Part 2 is dedicated to coaching models and approaches. This is the central part of the book and includes eight chapters ranging from a detailed examination of the ubiquitous GROW model from its originator Graham Alexander to a look at how coaching can contribute to managing stress by Cary Cooper and Maria Alicia Pena.
The Third part is concerned with professional issues with a chapter on ethics by Allard de Jong and one on coaching supervision from Dr Peter Hawkins.
Each chapter is a well-thought out summary of a given topic from an author with a particular interest. As such different readers will favour different contributions but I would encourage anyone to read all of the book as, in its entirety, it represents a tidy overview of the profession as it stands today.
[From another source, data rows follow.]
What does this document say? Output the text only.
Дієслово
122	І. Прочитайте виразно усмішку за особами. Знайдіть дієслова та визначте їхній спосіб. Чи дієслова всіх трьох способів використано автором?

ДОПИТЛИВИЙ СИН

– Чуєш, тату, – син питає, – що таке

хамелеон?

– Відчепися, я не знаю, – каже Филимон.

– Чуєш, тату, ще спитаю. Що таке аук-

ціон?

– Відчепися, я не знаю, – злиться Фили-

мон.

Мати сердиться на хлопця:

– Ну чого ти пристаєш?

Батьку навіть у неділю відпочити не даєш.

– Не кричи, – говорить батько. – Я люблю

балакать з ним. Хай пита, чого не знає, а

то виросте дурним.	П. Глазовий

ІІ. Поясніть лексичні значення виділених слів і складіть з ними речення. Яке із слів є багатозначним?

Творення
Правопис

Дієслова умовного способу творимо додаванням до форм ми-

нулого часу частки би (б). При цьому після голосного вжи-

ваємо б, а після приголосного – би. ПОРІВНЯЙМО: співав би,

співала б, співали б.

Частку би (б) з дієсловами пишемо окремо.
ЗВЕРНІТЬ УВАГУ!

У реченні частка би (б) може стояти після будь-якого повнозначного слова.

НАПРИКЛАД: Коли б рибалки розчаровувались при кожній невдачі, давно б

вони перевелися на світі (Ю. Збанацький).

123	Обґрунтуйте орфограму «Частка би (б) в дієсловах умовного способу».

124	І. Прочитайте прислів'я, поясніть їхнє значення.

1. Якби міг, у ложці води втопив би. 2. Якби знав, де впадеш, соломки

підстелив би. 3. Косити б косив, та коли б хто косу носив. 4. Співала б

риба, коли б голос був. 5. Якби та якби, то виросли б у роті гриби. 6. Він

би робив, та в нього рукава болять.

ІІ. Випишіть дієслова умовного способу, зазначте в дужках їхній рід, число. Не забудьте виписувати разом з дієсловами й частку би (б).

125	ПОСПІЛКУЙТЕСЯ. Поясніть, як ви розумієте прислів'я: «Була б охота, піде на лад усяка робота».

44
My particular interests would lead me to highlight the chapter on Transpersonal Coaching by John Whitmore and Hetty Einzig and Philippe Rosinski and Geoffrey Abbott's chapter on intercultural coaching. The transpersonal model offers an accessible way for business coaches, experienced with GROW and so on, to take their clients to the next level and begin to examine more `spiritual' issues. Intercultural coaching offers essential tools for coaches who assist managers in global organisations with a wide mix of regional, national, ethnic and professional cultural groups. I also really enjoyed `Solution focused coaching' by Anthony Grant and `Cognitive behavioural coaching' by Michael Neenan.